体内で熱を持ち始め気分が幾ばくか高揚しているのを自覚しながら、向こうが探していた件を切り出す。


「謝罪なら俺を通さずに本人にしてくれ」

「……本当、相変わらずだなぁそういうところよ。まぁ確かに当人に謝るのが大切なんだけどよぉ……」


 そう言いながら頭をガシガシと掻いてから「パーティ同士のいざこざはリーダー同士で最初話をつけるんだよ。そういうのは聞かなかったのかい?」と訊かれたので素直に頷いた。

 「別にそこまで困ったことになってないし、やられたメンバーもあんな程度じゃ怒らないしな」と付け足すのも忘れずに。


 実際あんな言いがかり程度に腹を立てる様子もなかったから実害はないに等しいし。

 まだコップに残っていた酒を飲みながら考えていたところ、「……はぁ。そういうところあんたらしいよ、コール」とどこか羨まれた。

 そこまで変な応対をした気はしないんだが。

 何気なく漏らすと、向こうが更に頭を抱えだした。さきほどまでのテンションがどこかへ行ったようだ。

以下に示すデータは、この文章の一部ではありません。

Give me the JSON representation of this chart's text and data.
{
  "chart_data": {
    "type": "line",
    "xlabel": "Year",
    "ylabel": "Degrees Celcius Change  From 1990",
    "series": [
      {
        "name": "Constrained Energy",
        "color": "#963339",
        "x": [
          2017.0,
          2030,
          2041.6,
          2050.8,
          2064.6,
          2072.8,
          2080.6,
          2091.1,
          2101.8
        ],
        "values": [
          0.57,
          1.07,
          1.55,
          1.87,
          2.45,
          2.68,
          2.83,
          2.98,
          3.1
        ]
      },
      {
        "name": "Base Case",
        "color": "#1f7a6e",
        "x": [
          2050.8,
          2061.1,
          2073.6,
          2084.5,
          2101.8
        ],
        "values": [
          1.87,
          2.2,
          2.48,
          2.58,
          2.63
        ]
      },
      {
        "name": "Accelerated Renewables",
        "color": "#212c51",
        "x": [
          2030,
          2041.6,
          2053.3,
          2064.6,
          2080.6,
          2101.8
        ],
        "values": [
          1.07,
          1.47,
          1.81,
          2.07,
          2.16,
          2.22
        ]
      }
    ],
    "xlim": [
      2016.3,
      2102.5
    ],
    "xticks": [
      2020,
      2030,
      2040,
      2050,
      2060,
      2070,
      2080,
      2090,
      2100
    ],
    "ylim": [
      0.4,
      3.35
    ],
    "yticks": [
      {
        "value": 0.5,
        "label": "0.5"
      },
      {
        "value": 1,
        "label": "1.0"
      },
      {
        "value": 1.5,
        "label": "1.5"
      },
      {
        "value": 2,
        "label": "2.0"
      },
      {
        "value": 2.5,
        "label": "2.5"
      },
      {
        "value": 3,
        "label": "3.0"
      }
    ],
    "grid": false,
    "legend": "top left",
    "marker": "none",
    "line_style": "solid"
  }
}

思わず心配するが、そろそろ進めないと時間の無駄だなと酒を飲み干してから思った俺は、話を戻す事にした。


「で、謝罪の件だが」

「……ああ、そうだったね」


 悪かったよ。うちのメンバーがちょっかいかけて。

 座ったままだったが、真剣な目をして謝ってきたので「ああ。分かった」と俺は席を立つ。


「って、ちょっと待ちなよコール!」

「どうした? 謝ってもらったのだからもう終わりだろ?」

「いや、確かにそうなんだけどよ……何かよ、ないか?」


 ……何か、か。おそらく証としての品を渡したいのだろう。正直シュラヌ自身が突っかかっていないので要らないし、そもそも俺が必要なものは自分で見て揃えるのでそんな気遣いは不要。

 などと言いたいが、なぜか沈黙している間に向こうが泣き出しそうになってきたのでフードの中で目頭を押さえて考える。


「……酒。俺が飲んでた酒を一樽くれ。それだけでいい」

「それだけでいいのかい?」

「生憎、物に執着はしてないんでね……ああ」


 これ以上問答するのが面倒になってきた俺は、最後に忠告することにした。


「うちのパーティ。ルノアは知ってるだろうが、他の連中もなかなか曲者ぞろいだ。あいつらの『守りたいもの』に触れるなら、死ぬことを考えてしてくれ。と、あんたから他の連中に言ってくれ。なぁにそこまで難しいことじゃない。ただ普通に接してくれと言ってるだけだ」

「……ああ。ところで、樽はどうする?」

「ギルドにでも渡しといてくれ。勝手に回収する。今日中にはできるだろ?」

「ああ分かった。……また会おうぜ、コール」

「縁があればな」


 今度こそ用が無くなったので、この部屋から出ていくことにした。


 ……シュラヌにでも渡すか、被害者あいつだし。